Nurses Strike over Ebola
Approximately 18,000 nurses went on strike in Northern California to voice concerns about patient-care standards and Ebola. The nurses are in the middle of collective bargaining negotiations for a new contract. Nurses often strike while in the midst of contract negotiations. This time however, the circumstances surrounding the strike are unique. While picketing Kaiser Permanente facilities, they held up signs which stated “Kaiser Open for Premiums; Closed for Safe Patient Care” and “Strike for Health and Safety.” The two-day strike impacted more than 21 Kaiser-owned hospitals and 35 clinics.
The union claimed that the nurses were striking over the lowering of patient-care standards, and that the company has failed to adopt optimal safeguards for Ebola. The union also asserted that the nurses reported many stories about the lack of safety and concern for patients. “This isn’t about money. This is about something much deeper,” the union’s executive director said.
In response, Kaiser said that it was “particularly irresponsible” to strike just when the flu season was starting, and when the nation is concerned about the risk of Ebola. Kaiser disputed the union’s claims, asserting that the reasons the union leaders are giving for walking out are not supported by the facts, wither at the medical centers “or at the bargaining table.” Kaiser used replacement workers in order to remain open.
As the nation wrestles with infectious diseases like Ebola, how the health industry deals with patients and the workforce and their interactions with the public will remain a controversial and evolving drama.
Waiting to Work or Waiting to Leave: Paid Time?

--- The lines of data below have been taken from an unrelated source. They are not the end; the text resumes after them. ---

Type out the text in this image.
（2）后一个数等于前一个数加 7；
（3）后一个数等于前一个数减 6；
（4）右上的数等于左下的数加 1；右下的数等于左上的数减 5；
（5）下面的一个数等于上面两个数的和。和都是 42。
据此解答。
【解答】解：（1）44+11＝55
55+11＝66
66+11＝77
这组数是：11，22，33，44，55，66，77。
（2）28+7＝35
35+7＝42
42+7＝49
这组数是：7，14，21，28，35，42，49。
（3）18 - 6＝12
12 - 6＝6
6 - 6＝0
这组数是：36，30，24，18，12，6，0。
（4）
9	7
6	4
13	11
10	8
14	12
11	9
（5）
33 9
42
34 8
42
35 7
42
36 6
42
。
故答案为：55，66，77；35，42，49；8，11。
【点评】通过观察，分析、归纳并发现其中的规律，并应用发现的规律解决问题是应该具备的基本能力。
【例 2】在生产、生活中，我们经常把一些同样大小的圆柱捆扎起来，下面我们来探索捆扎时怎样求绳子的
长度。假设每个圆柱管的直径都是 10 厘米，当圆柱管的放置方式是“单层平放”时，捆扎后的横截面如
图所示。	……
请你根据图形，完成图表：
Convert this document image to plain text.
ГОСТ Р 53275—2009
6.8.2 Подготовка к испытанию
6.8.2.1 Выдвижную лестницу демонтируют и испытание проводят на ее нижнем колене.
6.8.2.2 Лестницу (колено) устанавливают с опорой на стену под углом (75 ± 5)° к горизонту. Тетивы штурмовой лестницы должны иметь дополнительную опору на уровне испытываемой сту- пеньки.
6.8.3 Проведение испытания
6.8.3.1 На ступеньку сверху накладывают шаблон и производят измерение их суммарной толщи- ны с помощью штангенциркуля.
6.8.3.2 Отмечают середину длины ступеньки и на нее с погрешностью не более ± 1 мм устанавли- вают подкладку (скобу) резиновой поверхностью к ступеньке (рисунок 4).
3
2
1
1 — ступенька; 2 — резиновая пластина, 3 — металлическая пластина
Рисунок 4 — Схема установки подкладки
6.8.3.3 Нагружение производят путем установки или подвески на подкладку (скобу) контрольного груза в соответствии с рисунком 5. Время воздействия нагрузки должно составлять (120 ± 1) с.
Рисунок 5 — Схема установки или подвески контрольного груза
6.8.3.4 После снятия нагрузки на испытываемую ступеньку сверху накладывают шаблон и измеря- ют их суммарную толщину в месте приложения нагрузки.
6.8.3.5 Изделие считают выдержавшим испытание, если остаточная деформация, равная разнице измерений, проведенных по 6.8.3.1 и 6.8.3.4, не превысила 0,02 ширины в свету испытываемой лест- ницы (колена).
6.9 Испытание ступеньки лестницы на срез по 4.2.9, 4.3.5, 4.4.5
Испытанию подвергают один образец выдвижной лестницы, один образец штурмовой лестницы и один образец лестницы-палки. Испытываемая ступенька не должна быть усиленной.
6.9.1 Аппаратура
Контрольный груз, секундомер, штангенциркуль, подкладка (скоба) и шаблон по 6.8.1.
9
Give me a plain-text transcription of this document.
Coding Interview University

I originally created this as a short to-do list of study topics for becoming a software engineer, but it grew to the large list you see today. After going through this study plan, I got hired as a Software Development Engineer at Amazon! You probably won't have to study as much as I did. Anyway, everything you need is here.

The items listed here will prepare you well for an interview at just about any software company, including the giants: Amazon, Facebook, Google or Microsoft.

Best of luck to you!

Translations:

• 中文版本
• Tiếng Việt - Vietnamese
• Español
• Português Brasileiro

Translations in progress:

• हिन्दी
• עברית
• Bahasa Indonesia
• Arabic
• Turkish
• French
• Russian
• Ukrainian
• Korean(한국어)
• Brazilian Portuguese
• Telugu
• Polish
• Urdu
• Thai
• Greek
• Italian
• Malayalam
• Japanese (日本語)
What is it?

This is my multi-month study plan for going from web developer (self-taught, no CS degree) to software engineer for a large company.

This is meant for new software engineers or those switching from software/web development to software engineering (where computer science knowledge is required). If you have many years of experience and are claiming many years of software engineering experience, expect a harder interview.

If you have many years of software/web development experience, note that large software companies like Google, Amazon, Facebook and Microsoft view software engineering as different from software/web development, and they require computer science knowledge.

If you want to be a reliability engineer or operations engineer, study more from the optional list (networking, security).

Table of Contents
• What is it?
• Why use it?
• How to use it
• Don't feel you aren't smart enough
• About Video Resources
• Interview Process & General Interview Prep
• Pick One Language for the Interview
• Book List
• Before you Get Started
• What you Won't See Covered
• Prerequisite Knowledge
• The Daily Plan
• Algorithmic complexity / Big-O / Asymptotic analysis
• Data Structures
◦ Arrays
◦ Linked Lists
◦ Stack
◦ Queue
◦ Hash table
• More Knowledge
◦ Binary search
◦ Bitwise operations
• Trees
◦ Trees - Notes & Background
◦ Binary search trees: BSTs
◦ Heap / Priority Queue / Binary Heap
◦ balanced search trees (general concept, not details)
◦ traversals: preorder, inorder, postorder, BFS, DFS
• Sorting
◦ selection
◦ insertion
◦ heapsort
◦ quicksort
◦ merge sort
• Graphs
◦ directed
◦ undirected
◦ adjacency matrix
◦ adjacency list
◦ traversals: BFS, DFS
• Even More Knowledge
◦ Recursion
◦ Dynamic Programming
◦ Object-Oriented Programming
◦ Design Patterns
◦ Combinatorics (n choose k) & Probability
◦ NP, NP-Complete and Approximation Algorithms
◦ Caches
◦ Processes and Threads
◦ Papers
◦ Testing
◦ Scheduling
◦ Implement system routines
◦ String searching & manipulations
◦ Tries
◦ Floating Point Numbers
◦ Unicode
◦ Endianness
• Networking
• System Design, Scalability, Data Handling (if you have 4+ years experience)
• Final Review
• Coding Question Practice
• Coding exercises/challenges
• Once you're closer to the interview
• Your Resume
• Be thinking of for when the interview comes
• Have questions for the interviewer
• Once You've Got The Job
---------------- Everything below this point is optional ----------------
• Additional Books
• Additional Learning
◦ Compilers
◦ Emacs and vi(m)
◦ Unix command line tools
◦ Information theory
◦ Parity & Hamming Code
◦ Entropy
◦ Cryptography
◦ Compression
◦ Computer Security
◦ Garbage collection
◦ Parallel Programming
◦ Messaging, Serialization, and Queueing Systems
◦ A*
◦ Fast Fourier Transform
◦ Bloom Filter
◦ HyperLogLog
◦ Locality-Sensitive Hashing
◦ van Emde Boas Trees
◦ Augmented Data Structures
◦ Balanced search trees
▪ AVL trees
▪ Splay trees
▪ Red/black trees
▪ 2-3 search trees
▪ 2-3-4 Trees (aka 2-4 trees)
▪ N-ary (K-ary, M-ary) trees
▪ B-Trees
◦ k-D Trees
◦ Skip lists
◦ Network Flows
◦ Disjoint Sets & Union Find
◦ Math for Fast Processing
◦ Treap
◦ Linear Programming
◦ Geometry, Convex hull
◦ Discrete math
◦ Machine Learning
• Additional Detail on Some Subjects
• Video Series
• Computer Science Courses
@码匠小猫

The decades-long battle for pay during down time or time employees prepare to work, wait to work, or wait to leave work continues. Whether working to wait before leaving for the day or waiting to work before clocking in are instances of paid time is the issue. U.S. Supreme Court justices expressed doubts recently during arguments over whether federal law requires that workers be paid for the time they take to go through security checkpoints to prevent employee theft at Amazon. Previously, the Supreme Court held that employees must be paid for the time they take to put on protective gear, but not for the waiting time associated with taking it off. Also, the Court has ruled that butchers must be paid for the time it takes to sharpen their knives as it is an essential duty to working at a meatpacking plant.
This most recent dispute involves two former employees at a Nevada warehouse who claim that their employer, Integrity Staffing Solutions, Inc., required them to wait up to 25 minutes in security lines at the end of every shift. Integrity provides workers who fill customer orders for Amazon at warehouses. The intermediate appeals court had ruled that the work was payable as the anti-theft screenings were necessary to the workers’ primary work at the warehouse, and it was done for the employer’s benefit. However, certain Supreme Court justices disagreed with the workers’ attorney who argued that the work was compensable under the Fair Labor Standards Act (FLSA), as walking through security was a principal activity of the employees’ job duties.
Chief Justice Roberts responded, “But no one’s principal activity is going through security screenings.It may be part of that… but that doesn’t make it a principal activity.” Justice Scalia opined that the security check “is not indispensable to [the warehouse work].” In reply, the workers’ attorney argued that the screening was a “discrete act” that only occurred after the workers had clocked out and handed in their tools. He stated, “It’s work because you are told to do it.”
The Obama administration is siding with the employer. The Justice Department attorney argued that the security screenings were not “integral and indispensable to the workers’ jobs.”